Effector Organs | Cholinergic Response |
---|---|
Ophthalmic | |
Iris sphincter | Contraction (miosis) |
Ciliary muscle | Contraction (near vision) |
Cardiac | |
SA node | Decrease heart rate |
Atria and ventricles | Decrease contractility |
AV node and His-Purkinje system | Slow conduction |
Vascular | |
Coronary, skin, mucosa, skeletal muscle, cerebral, pulmonary, salivary arterioles | Dilation |
Systemic veins | No effect |
Pulmonary | |
Bronchioles | Constriction |
Bronchial glands | Secretion |
Gastrointestinal | |
Motility and tone | Increase |
Mucous glands | Secretion |
Pyloric sphincter | Increase tone |
Intestinal sphincters | Decrease tone |
Gall bladder and ducts | Contraction |
Urinary | |
Detrusor | Contraction |
Trigone and sphincter | Relaxation |
Ureter motility and tone | Increase |
Endocrine / Glandular | |
Adrenal medulla | Secretion of epinephrine and norepinephrine |
Pancreatic acini and islet cells | Increase secretion |
Salivary, lacrimal and nasopharyngeal glands | Increase secretion |
AV, Atrioventricular; SA, sinoatrial.
Modified from Brunton LL: Goodman & Gilman’s the pharmacological basis of therapeutics, ed 11, New York, 2005, McGraw-Hill.
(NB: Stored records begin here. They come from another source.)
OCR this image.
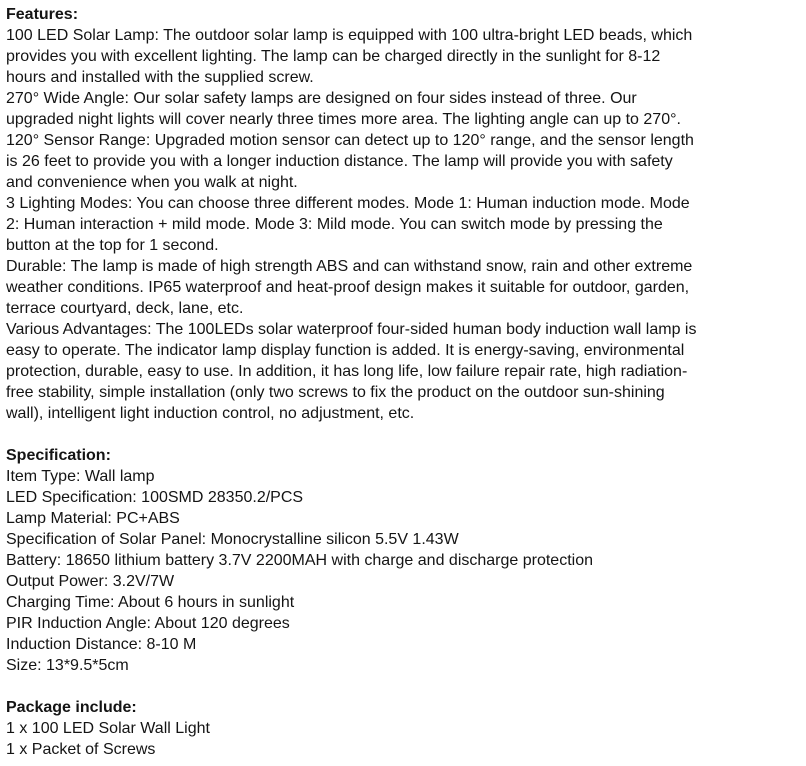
Features:
100 LED Solar Lamp: The outdoor solar lamp is equipped with 100 ultra-bright LED beads, which
provides you with excellent lighting. The lamp can be charged directly in the sunlight for 8-12
hours and installed with the supplied screw.
270° Wide Angle: Our solar safety lamps are designed on four sides instead of three. Our
upgraded night lights will cover nearly three times more area. The lighting angle can up to 270°.
120° Sensor Range: Upgraded motion sensor can detect up to 120° range, and the sensor length
is 26 feet to provide you with a longer induction distance. The lamp will provide you with safety
and convenience when you walk at night.
3 Lighting Modes: You can choose three different modes. Mode 1: Human induction mode. Mode
2: Human interaction + mild mode. Mode 3: Mild mode. You can switch mode by pressing the
button at the top for 1 second.
Durable: The lamp is made of high strength ABS and can withstand snow, rain and other extreme
weather conditions. IP65 waterproof and heat-proof design makes it suitable for outdoor, garden,
terrace courtyard, deck, lane, etc.
Various Advantages: The 100LEDs solar waterproof four-sided human body induction wall lamp is
easy to operate. The indicator lamp display function is added. It is energy-saving, environmental
protection, durable, easy to use. In addition, it has long life, low failure repair rate, high radiation-
free stability, simple installation (only two screws to fix the product on the outdoor sun-shining
wall), intelligent light induction control, no adjustment, etc.
Specification:
Item Type: Wall lamp
LED Specification: 100SMD 28350.2/PCS
Lamp Material: PC+ABS
Specification of Solar Panel: Monocrystalline silicon 5.5V 1.43W
Battery: 18650 lithium battery 3.7V 2200MAH with charge and discharge protection
Output Power: 3.2V/7W
Charging Time: About 6 hours in sunlight
PIR Induction Angle: About 120 degrees
Induction Distance: 8-10 M
Size: 13*9.5*5cm
Package include:
1 x 100 LED Solar Wall Light
1 x Packet of Screws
Many plants contain anticholinergic compounds, as do numerous drugs. Box 90-1 contains a listing of plants and drugs that can cause anticholinergic toxicity.1 The drugs are further divided into those in which anticholinergic activity causes the primary toxic effect and those in which anticholinergic effects occur but other toxic effects are more likely to be life threatening. Although exposure to toxic plants with anticholinergic effects is less common in small animals than in large animals, case reports of natural exposures exist.2 The classes of drugs most commonly associated with anticholinergic toxicity in small animals include antihistamines (e.g., diphenhydramine) and tricyclic antidepressants (e.g., amitriptyline, clomipramine). In addition, it is important to assess the possibility of exposure to human medications, such as anti-Parkinsonian drugs and antinausea medications (e.g., promethazine).